- Purpose: measure depressive symptoms

= The Mood and Feelings Questionnaire =

Survey that measures depressive symptoms in children and young adults

The Mood and Feelings Questionnaire is a survey that measures depressive symptoms in children and young adults. It was developed by Adrian Angold and Elizabeth J. Costello in 1987, and validity data were gathered as part of the Great Smoky Mountain epidemiological study in Western North Carolina. The questionnaire consists of a variety of statements describing feelings or behaviors that may manifest as depressive symptoms in children between the ages of 6 and 17. The subject is asked to indicate how much each statement applies to their recent experiences. The Mood and Feelings Questionnaire has six versions, short (13 item) and long (33 item) forms of each of the following: a youth self-report, a version that a parent would complete, and a self-report version for adults. Several peer-reviewed studies have found the Mood and Feelings Questionnaire to be a reliable and valid measure of depression in children. Compared to many other depression scales for youth, it has more extensive coverage of symptoms and more age-appropriate wording and content.

== Scoring and interpretation ==
The Mood and Feelings Questionnaire has several tests, one short and one long, with the short questionnaire including 13 questions and the long questionnaire consisting of 33 questions.

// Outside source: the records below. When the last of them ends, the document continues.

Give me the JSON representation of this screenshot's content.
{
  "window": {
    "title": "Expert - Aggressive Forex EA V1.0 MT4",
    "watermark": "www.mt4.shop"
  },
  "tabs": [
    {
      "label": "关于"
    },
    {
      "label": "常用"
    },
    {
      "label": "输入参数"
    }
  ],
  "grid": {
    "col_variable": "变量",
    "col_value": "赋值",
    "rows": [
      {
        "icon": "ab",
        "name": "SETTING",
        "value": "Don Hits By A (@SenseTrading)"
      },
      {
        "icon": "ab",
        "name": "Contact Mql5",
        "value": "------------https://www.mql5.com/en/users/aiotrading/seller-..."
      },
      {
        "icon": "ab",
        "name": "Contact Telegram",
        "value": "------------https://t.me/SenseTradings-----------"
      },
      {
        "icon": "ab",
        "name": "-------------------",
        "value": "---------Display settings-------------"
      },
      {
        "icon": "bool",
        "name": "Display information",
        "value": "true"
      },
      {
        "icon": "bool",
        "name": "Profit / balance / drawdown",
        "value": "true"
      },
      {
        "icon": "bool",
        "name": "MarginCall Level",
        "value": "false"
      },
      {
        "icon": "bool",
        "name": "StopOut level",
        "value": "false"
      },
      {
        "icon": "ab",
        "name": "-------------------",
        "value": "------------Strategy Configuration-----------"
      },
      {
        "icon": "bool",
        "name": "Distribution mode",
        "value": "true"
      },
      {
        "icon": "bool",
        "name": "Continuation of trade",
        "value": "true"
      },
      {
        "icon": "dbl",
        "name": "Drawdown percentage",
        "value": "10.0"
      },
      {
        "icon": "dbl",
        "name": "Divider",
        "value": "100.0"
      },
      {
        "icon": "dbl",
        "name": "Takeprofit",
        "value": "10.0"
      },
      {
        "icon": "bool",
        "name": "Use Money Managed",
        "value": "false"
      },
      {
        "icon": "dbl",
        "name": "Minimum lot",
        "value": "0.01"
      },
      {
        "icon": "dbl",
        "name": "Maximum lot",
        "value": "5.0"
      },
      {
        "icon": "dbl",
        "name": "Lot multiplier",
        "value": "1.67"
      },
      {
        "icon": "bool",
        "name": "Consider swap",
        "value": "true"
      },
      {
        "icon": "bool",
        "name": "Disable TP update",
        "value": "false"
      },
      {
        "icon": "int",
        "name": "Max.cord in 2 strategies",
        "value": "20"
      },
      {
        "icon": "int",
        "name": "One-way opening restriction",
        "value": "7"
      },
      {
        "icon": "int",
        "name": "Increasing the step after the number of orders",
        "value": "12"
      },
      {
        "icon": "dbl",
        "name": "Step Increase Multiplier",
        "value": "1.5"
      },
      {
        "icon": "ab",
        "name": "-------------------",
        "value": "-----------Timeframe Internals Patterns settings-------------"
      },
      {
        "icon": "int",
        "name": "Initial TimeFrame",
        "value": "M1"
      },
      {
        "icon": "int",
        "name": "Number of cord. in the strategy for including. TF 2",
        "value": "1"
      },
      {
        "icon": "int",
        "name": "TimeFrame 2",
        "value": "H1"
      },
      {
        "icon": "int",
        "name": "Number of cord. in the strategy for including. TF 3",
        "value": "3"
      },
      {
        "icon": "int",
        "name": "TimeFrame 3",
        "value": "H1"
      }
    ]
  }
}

Scoring of the questionnaire works by summing the point values allocated to each question. The responses and their allocated point values are as follows:

"not true" = 0 points

"somewhat true" = 1 point

"true" = 2 points

Scores on the short Mood and Feelings Questionnaire range from 0 to 26, whereas scores on the long version range from 0 to 66. Higher score are indicative of increased depressive symptom severity. Scores larger than 12 on the short version or larger than 27 on the long version are suggestive of likely depression and warrant further clinical assessment.

== Validity ==
The Mood and Feelings Questionnaire, along with the Short Mood and Feelings Questionnaire, shows reasonable psychometric properties for identifying children in early adolescence with a depressive disorder. Secondly, it does not significantly differentiate between children with depression versus children with anxiety disorders. Finally, the questionnaire has been translated into Arabic, Spanish and Norwegian, but testing of these versions is more limited.

== Limitations ==
Questionnaires like the Mood and Feelings Questionnaire should not act as a substitute for thorough clinical evaluations for both the child and parent.